O que aconteceu dali pra frente não foi feito de coragem, foi feito de raiva e vingança. E foi justiça.
Eu me levantei rapidamente me virando na direção do Rafael. Ele tinha uma expressão insana no rosto, nem sequer um rastro de consciência ou arrependimento. Assim que dei um passo a frente, uma mão segurou meu peito, me parando. Eu olhei para o lado e vi a K1 com uma expressão rígida me encarando, mas eu estava cansada de ser parada.
-Lica, não faz isso.
-Me dê bom motivos, Katarine. - Eu disse entre dentes sem tirar os olhos do Rafael.
-Parece que sempre vai ter alguém para te impedir, né Lica? - Rafael perguntou com um sorriso no rosto. - Ou será que é você que não quer mesmo? - Ele disse se virando.
Eu não escutei o que a K1 disse em seguida, a voz do Rafael ecoava na minha cabeça. A maioria do que ele dizia não era verdade, mas eram coisas muito provocativas e eficientes nesse sentido. Eu sempre era uma bomba prestes a explodir de qualquer forma.
Eu peguei a garrafa que K1 segurava e ergui no ar, descendo em um arco e em seguida a soltando. A garrafa voou de onde eu estava até o corpo do garoto que já estava há alguns passos de distância.

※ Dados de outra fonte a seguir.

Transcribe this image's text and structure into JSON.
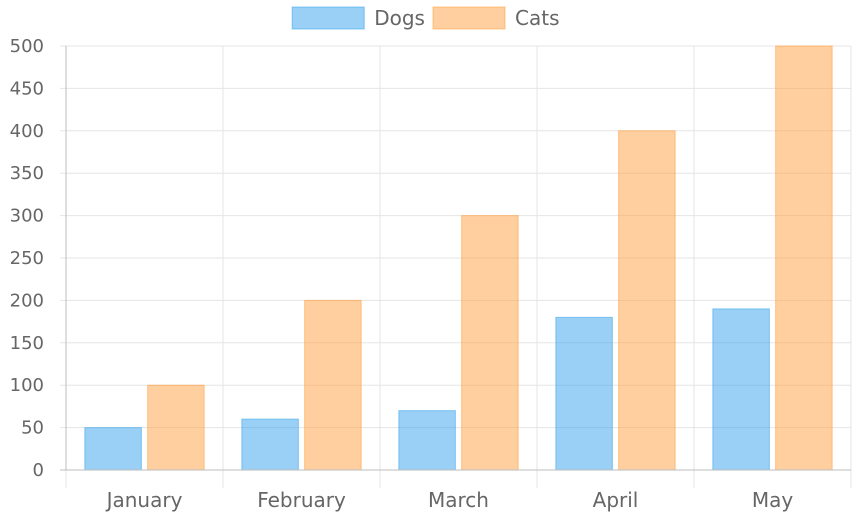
{
  "chart_data": {
    "type": "bar",
    "title": "",
    "xlabel": "",
    "ylabel": "",
    "categories": [
      "January",
      "February",
      "March",
      "April",
      "May"
    ],
    "series": [
      {
        "name": "Dogs",
        "values": [
          50,
          60,
          70,
          180,
          190
        ],
        "color": "#36a2eb"
      },
      {
        "name": "Cats",
        "values": [
          100,
          200,
          300,
          400,
          500
        ],
        "color": "#ff9f40"
      }
    ],
    "ylim": [
      0,
      500
    ],
    "y_ticks": [
      "0",
      "50",
      "100",
      "150",
      "200",
      "250",
      "300",
      "350",
      "400",
      "450",
      "500"
    ],
    "grid": true,
    "legend_position": "top"
  },
  "colors": {
    "text": "#666666",
    "grid": "#e5e5e5",
    "axis": "#bdbdbd"
  }
}
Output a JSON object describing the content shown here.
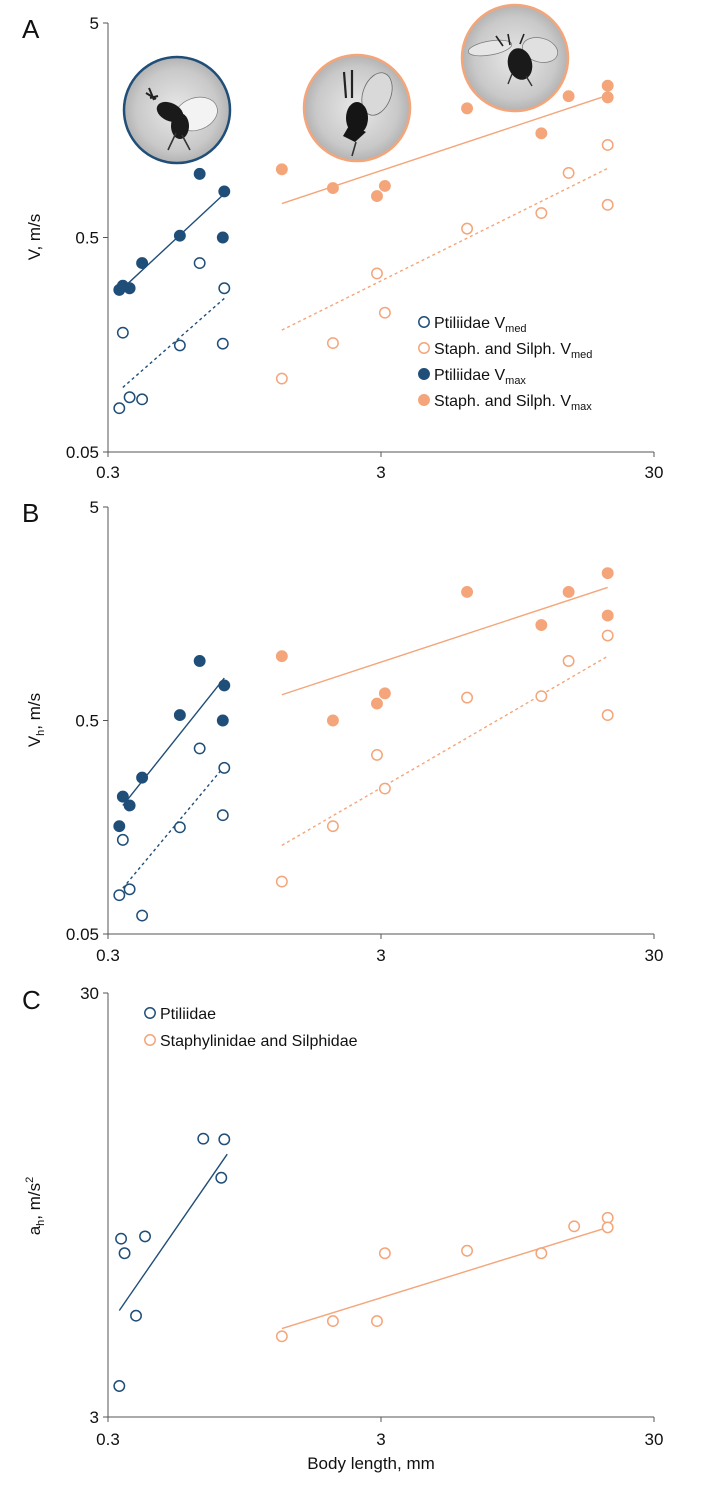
{
  "colors": {
    "ptiliidae": "#1f4e79",
    "staph_silph": "#f4a57a",
    "axis": "#555555"
  },
  "chart_data": [
    {
      "panel": "A",
      "type": "scatter",
      "xscale": "log",
      "yscale": "log",
      "xlim": [
        0.3,
        30
      ],
      "ylim": [
        0.05,
        5
      ],
      "xticks": [
        "0.3",
        "3",
        "30"
      ],
      "yticks": [
        "0.05",
        "0.5",
        "5"
      ],
      "ylabel": "V, m/s",
      "xlabel": "",
      "legend_position": "center-right",
      "legend": [
        {
          "text": "Ptiliidae V",
          "sub": "med",
          "series": "pt_med"
        },
        {
          "text": "Staph. and Silph. V",
          "sub": "med",
          "series": "ss_med"
        },
        {
          "text": "Ptiliidae V",
          "sub": "max",
          "series": "pt_max"
        },
        {
          "text": "Staph. and Silph. V",
          "sub": "max",
          "series": "ss_max"
        }
      ],
      "insets": [
        {
          "name": "ptiliidae-photo-inset",
          "edge": "ptiliidae"
        },
        {
          "name": "staph-photo-inset-1",
          "edge": "staph_silph"
        },
        {
          "name": "staph-photo-inset-2",
          "edge": "staph_silph"
        }
      ],
      "series": [
        {
          "key": "pt_med",
          "group": "ptiliidae",
          "fill": "open",
          "trend": "dashed",
          "x": [
            0.33,
            0.34,
            0.36,
            0.4,
            0.55,
            0.65,
            0.79,
            0.8
          ],
          "y": [
            0.08,
            0.18,
            0.09,
            0.088,
            0.157,
            0.38,
            0.16,
            0.29
          ],
          "fit_x": [
            0.34,
            0.8
          ],
          "fit_y": [
            0.1,
            0.26
          ]
        },
        {
          "key": "ss_med",
          "group": "staph_silph",
          "fill": "open",
          "trend": "dashed",
          "x": [
            1.3,
            2.0,
            2.9,
            3.1,
            6.2,
            11.6,
            14.6,
            20.3,
            20.3
          ],
          "y": [
            0.11,
            0.161,
            0.34,
            0.223,
            0.55,
            0.65,
            1.0,
            0.71,
            1.35
          ],
          "fit_x": [
            1.3,
            20.3
          ],
          "fit_y": [
            0.185,
            1.05
          ]
        },
        {
          "key": "pt_max",
          "group": "ptiliidae",
          "fill": "solid",
          "trend": "solid",
          "x": [
            0.33,
            0.34,
            0.36,
            0.4,
            0.55,
            0.65,
            0.79,
            0.8
          ],
          "y": [
            0.285,
            0.298,
            0.29,
            0.38,
            0.51,
            0.99,
            0.5,
            0.82
          ],
          "fit_x": [
            0.34,
            0.8
          ],
          "fit_y": [
            0.29,
            0.8
          ]
        },
        {
          "key": "ss_max",
          "group": "staph_silph",
          "fill": "solid",
          "trend": "solid",
          "x": [
            1.3,
            2.0,
            2.9,
            3.1,
            6.2,
            11.6,
            14.6,
            20.3,
            20.3
          ],
          "y": [
            1.04,
            0.85,
            0.78,
            0.87,
            2.0,
            1.53,
            2.28,
            2.25,
            2.55
          ],
          "fit_x": [
            1.3,
            20.3
          ],
          "fit_y": [
            0.72,
            2.3
          ]
        }
      ]
    },
    {
      "panel": "B",
      "type": "scatter",
      "xscale": "log",
      "yscale": "log",
      "xlim": [
        0.3,
        30
      ],
      "ylim": [
        0.05,
        5
      ],
      "xticks": [
        "0.3",
        "3",
        "30"
      ],
      "yticks": [
        "0.05",
        "0.5",
        "5"
      ],
      "ylabel": "V",
      "ylabel_sub": "h",
      "ylabel_rest": ", m/s",
      "xlabel": "",
      "series": [
        {
          "key": "pt_med",
          "group": "ptiliidae",
          "fill": "open",
          "trend": "dashed",
          "x": [
            0.33,
            0.34,
            0.36,
            0.4,
            0.55,
            0.65,
            0.79,
            0.8
          ],
          "y": [
            0.076,
            0.138,
            0.081,
            0.061,
            0.158,
            0.37,
            0.18,
            0.3
          ],
          "fit_x": [
            0.34,
            0.8
          ],
          "fit_y": [
            0.082,
            0.305
          ]
        },
        {
          "key": "ss_med",
          "group": "staph_silph",
          "fill": "open",
          "trend": "dashed",
          "x": [
            1.3,
            2.0,
            2.9,
            3.1,
            6.2,
            11.6,
            14.6,
            20.3,
            20.3
          ],
          "y": [
            0.088,
            0.16,
            0.345,
            0.24,
            0.64,
            0.65,
            0.95,
            0.53,
            1.25
          ],
          "fit_x": [
            1.3,
            20.3
          ],
          "fit_y": [
            0.13,
            1.0
          ]
        },
        {
          "key": "pt_max",
          "group": "ptiliidae",
          "fill": "solid",
          "trend": "solid",
          "x": [
            0.33,
            0.34,
            0.36,
            0.4,
            0.55,
            0.65,
            0.79,
            0.8
          ],
          "y": [
            0.16,
            0.22,
            0.2,
            0.27,
            0.53,
            0.95,
            0.5,
            0.73
          ],
          "fit_x": [
            0.34,
            0.8
          ],
          "fit_y": [
            0.2,
            0.79
          ]
        },
        {
          "key": "ss_max",
          "group": "staph_silph",
          "fill": "solid",
          "trend": "solid",
          "x": [
            1.3,
            2.0,
            2.9,
            3.1,
            6.2,
            11.6,
            14.6,
            20.3,
            20.3
          ],
          "y": [
            1.0,
            0.5,
            0.6,
            0.67,
            2.0,
            1.4,
            2.0,
            1.55,
            2.45
          ],
          "fit_x": [
            1.3,
            20.3
          ],
          "fit_y": [
            0.66,
            2.1
          ]
        }
      ]
    },
    {
      "panel": "C",
      "type": "scatter",
      "xscale": "log",
      "yscale": "log",
      "xlim": [
        0.3,
        30
      ],
      "ylim": [
        3,
        30
      ],
      "xticks": [
        "0.3",
        "3",
        "30"
      ],
      "yticks": [
        "3",
        "30"
      ],
      "ylabel": "a",
      "ylabel_sub": "h",
      "ylabel_rest": ", m/s",
      "ylabel_sup": "2",
      "xlabel": "Body length,  mm",
      "legend_position": "top-left",
      "legend": [
        {
          "text": "Ptiliidae",
          "series": "pt"
        },
        {
          "text": "Staphylinidae and Silphidae",
          "series": "ss"
        }
      ],
      "series": [
        {
          "key": "pt",
          "group": "ptiliidae",
          "fill": "open",
          "trend": "solid",
          "x": [
            0.33,
            0.335,
            0.345,
            0.38,
            0.41,
            0.67,
            0.78,
            0.8
          ],
          "y": [
            3.55,
            7.9,
            7.3,
            5.2,
            8.0,
            13.6,
            11.0,
            13.55
          ],
          "fit_x": [
            0.33,
            0.82
          ],
          "fit_y": [
            5.35,
            12.5
          ]
        },
        {
          "key": "ss",
          "group": "staph_silph",
          "fill": "open",
          "trend": "solid",
          "x": [
            1.3,
            2.0,
            2.9,
            3.1,
            6.2,
            11.6,
            15.3,
            20.3,
            20.3
          ],
          "y": [
            4.65,
            5.05,
            5.05,
            7.3,
            7.4,
            7.3,
            8.45,
            8.85,
            8.4
          ],
          "fit_x": [
            1.3,
            20.3
          ],
          "fit_y": [
            4.85,
            8.4
          ]
        }
      ]
    }
  ]
}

Eu adoraria estudar a física daquele lançamento, pois, havia sido muito bem executado.
Um silêncio ainda maior percorreu a sala quando os pedaços da garrafa caíram no chão e Rafael parou seus passos. Eu conseguia ver a marca na sua camisa, eu conseguia ver o sangue. Ele se virou na minha direção e por uma fração de segundo eu consegui o ver vindo na minha direção com a velocidade de um demônio. Quem entrou na minha frente dessa vez foi o Anderson, mas ele não me parou, ele desferiu um soco que jogou Rafael alguns passos pra trás.
Depois disso eu perdi noção de onde a confusão começava e onde ela terminava. Quando Anderson derrubou Rafael no chão, depois de ter levado três socos e chutes depois eu instintivamente me joguei pra cima dele e desferi um soco no seu rosto. No calor do momento eu não senti a dor que deveria pela lei da Ação e Reação e se sentisse estaria chorando porque foi um soco muito forte.
Ele me jogou pro lado e deu um soco que pelos meus movimentos acabaram acertando meu ombro. Essa dor eu senti e segurei habilmente o som que meu corpo queria gritar. Lhe dei outro soco que dessa vez acertou seu rosto e uma sensação muito estranha invadiu meu corpo quando eu vi o corte que havia feito.
Eu fui puxada da briga e agradeci por isso desde aquele momento. Eu não sabia quem estava me arrastando para longe dele, mas conseguia ouvir sirenes agora. Não era a polícia, era a ambulância e isso me fez lembrar do que realmente estava acontecendo ali. Samantha.
-Cadê ela? - Eu perguntei urgentemente me virando.
-Na ambulância. E você também precisa de uma. - Rafael disse me puxando para fora da casa.
Minha cabeça estava ecoando e não era somente com o peso de tudo que acontecia, era de dor física.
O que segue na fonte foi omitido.